In that case, the end of primary [4] is near the 400 level. Basically, we could
see the gold commodity go as low as $400 but that is just a guideline. A minimal
target to achieve would be around $550, which is the low of primary [A] of
cycle II.
Does this make sense in a fundamental perspective?
We think so. Gold is usually a safe haven but its price surged way too quickly
since the mid 2005 up to its peak of May 2006. It's been the target of massive
speculation and demand from emerging countries like India, one of the biggest
buyers of gold worldwide... So much that the stock index in India got a very
high correlation with the gold commodity! See the chart below.

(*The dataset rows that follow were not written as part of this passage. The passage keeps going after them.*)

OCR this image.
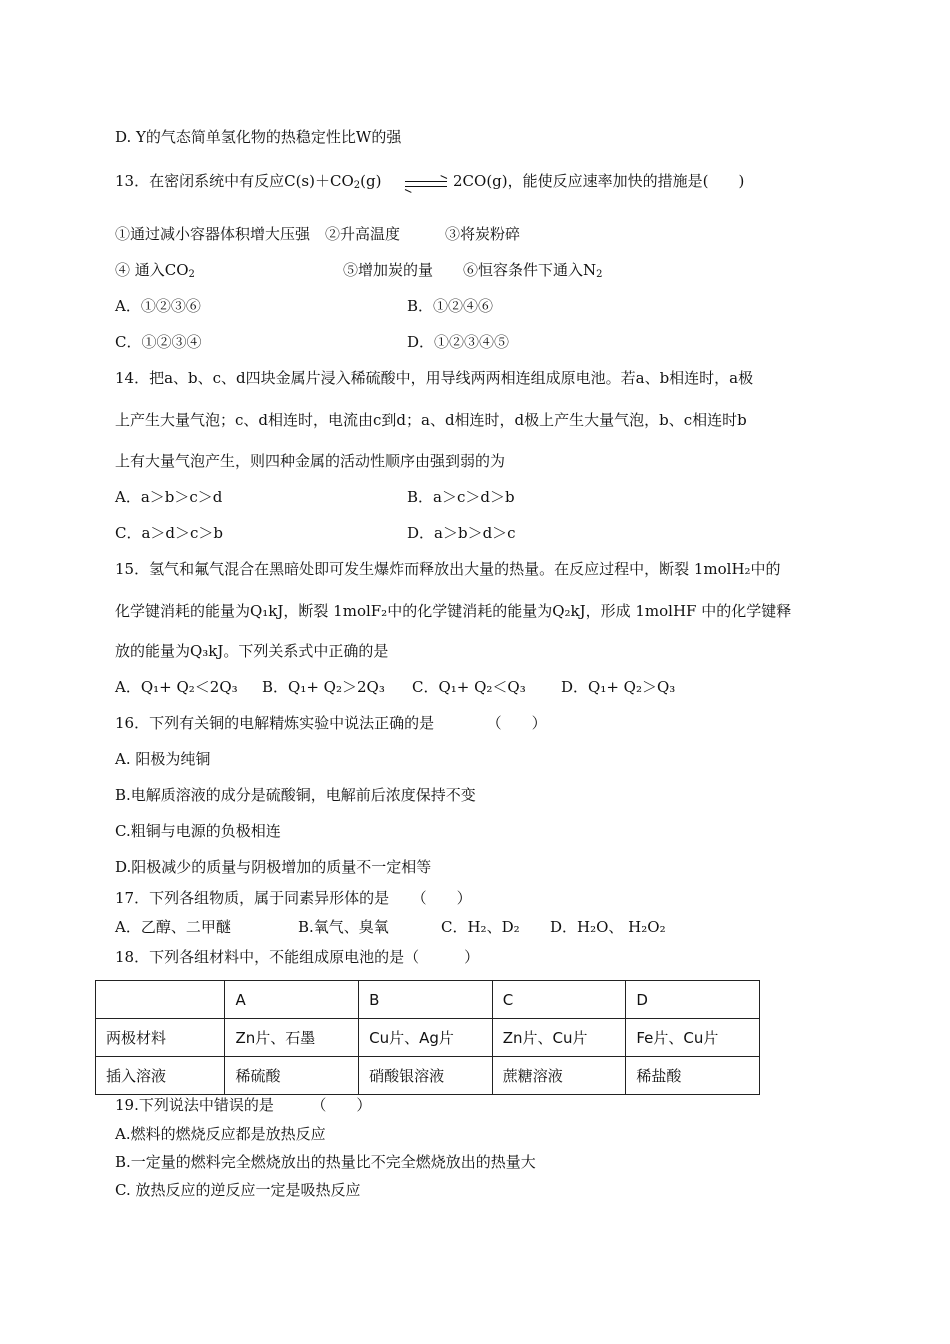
D. Y的气态简单氢化物的热稳定性比W的强
13．在密闭系统中有反应$C(s)+CO_2(g)$	2CO(g)，能使反应速率加快的措施是(　　)
①通过减小容器体积增大压强　②升高温度　　　③将炭粉碎
④ 通入$CO_2$	⑤增加炭的量　　⑥恒容条件下通入$N_2$
A．①②③⑥	B．①②④⑥
C．①②③④	D．①②③④⑤
14．把a、b、c、d四块金属片浸入稀硫酸中，用导线两两相连组成原电池。若a、b相连时，a极
上产生大量气泡；c、d相连时，电流由c到d；a、d相连时，d极上产生大量气泡，b、c相连时b
上有大量气泡产生，则四种金属的活动性顺序由强到弱的为
A．a＞b＞c＞d	B．a＞c＞d＞b
C．a＞d＞c＞b	D．a＞b＞d＞c
15．氢气和氟气混合在黑暗处即可发生爆炸而释放出大量的热量。在反应过程中，断裂 1molH₂中的
化学键消耗的能量为Q₁kJ，断裂 1molF₂中的化学键消耗的能量为Q₂kJ，形成 1molHF 中的化学键释
放的能量为Q₃kJ。下列关系式中正确的是
A．Q₁+ Q₂＜2Q₃ B．Q₁+ Q₂＞2Q₃ C．Q₁+ Q₂＜Q₃ D．Q₁+ Q₂＞Q₃
16．下列有关铜的电解精炼实验中说法正确的是　　　　（　　）
A. 阳极为纯铜
B.电解质溶液的成分是硫酸铜，电解前后浓度保持不变
C.粗铜与电源的负极相连
D.阳极减少的质量与阴极增加的质量不一定相等
17．下列各组物质，属于同素异形体的是　　（　　）
A．乙醇、二甲醚	B.氧气、臭氧	C．H₂、D₂ D．H₂O、 H₂O₂
18．下列各组材料中，不能组成原电池的是（　　　）
	A	B	C	D
两极材料	Zn片、石墨	Cu片、Ag片	Zn片、Cu片	Fe片、Cu片
插入溶液	稀硫酸	硝酸银溶液	蔗糖溶液	稀盐酸
19.下列说法中错误的是　　　（　　）
A.燃料的燃烧反应都是放热反应
B.一定量的燃料完全燃烧放出的热量比不完全燃烧放出的热量大
C. 放热反应的逆反应一定是吸热反应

Emerging Countries and Materials
Finally, most emerging countries stock indexes increased exponentially in the
last years without any major setback and they are starting to look overvalued
that even the Chinese Government admits the Chinese stocks are overvalued!
If the stock market of emerging countries from the BRIC like Brazil, Russia,
China and India starts to collapse, it may also take the gold along with
all the materials (precious and non precious). The XLB Materials AMEX Index
topped recently by making an ending diagonal and is also ready to suffer
from a potential decline.

Mining Stocks Technical Outlook
Now that we finished analyzing the gold commodity, let's verify if we can corroborate
this result with prices of mining stocks. We took a look at various companies,
all related in some way to the gold or silver commodity. You can view the
counts on each of these companies below and also the HUI Gold Bugs Index.
They all finished their cycle I and started cycle II except LionOre Mining
because the company is also producing nickel and nickel is still a strong
commodity. However, the upside potential of that stock seems fairly limited
as its approaching from its resistance channel.








Mining Stocks Fundamental Outlook
These cyclical stocks are starting to get overvalued. Yes, even if some of
them are having cheap P/E's between 5-10. Just remember that in a top of
a commodity cycle, mining stocks are generating lots of profits while the
reverse situation happens at the bottom of a commodity cycle. This affects
the denominator of the ratio and may be counter-intuitive.
Quick Recap
The whole material sector and the gold commodity along with the gold mining
stocks may take a beating in a mid term perspective. The best way to describe
the situation would be to compare some of these mining stocks to tech companies
at the crest of the speculative bubble in 2000.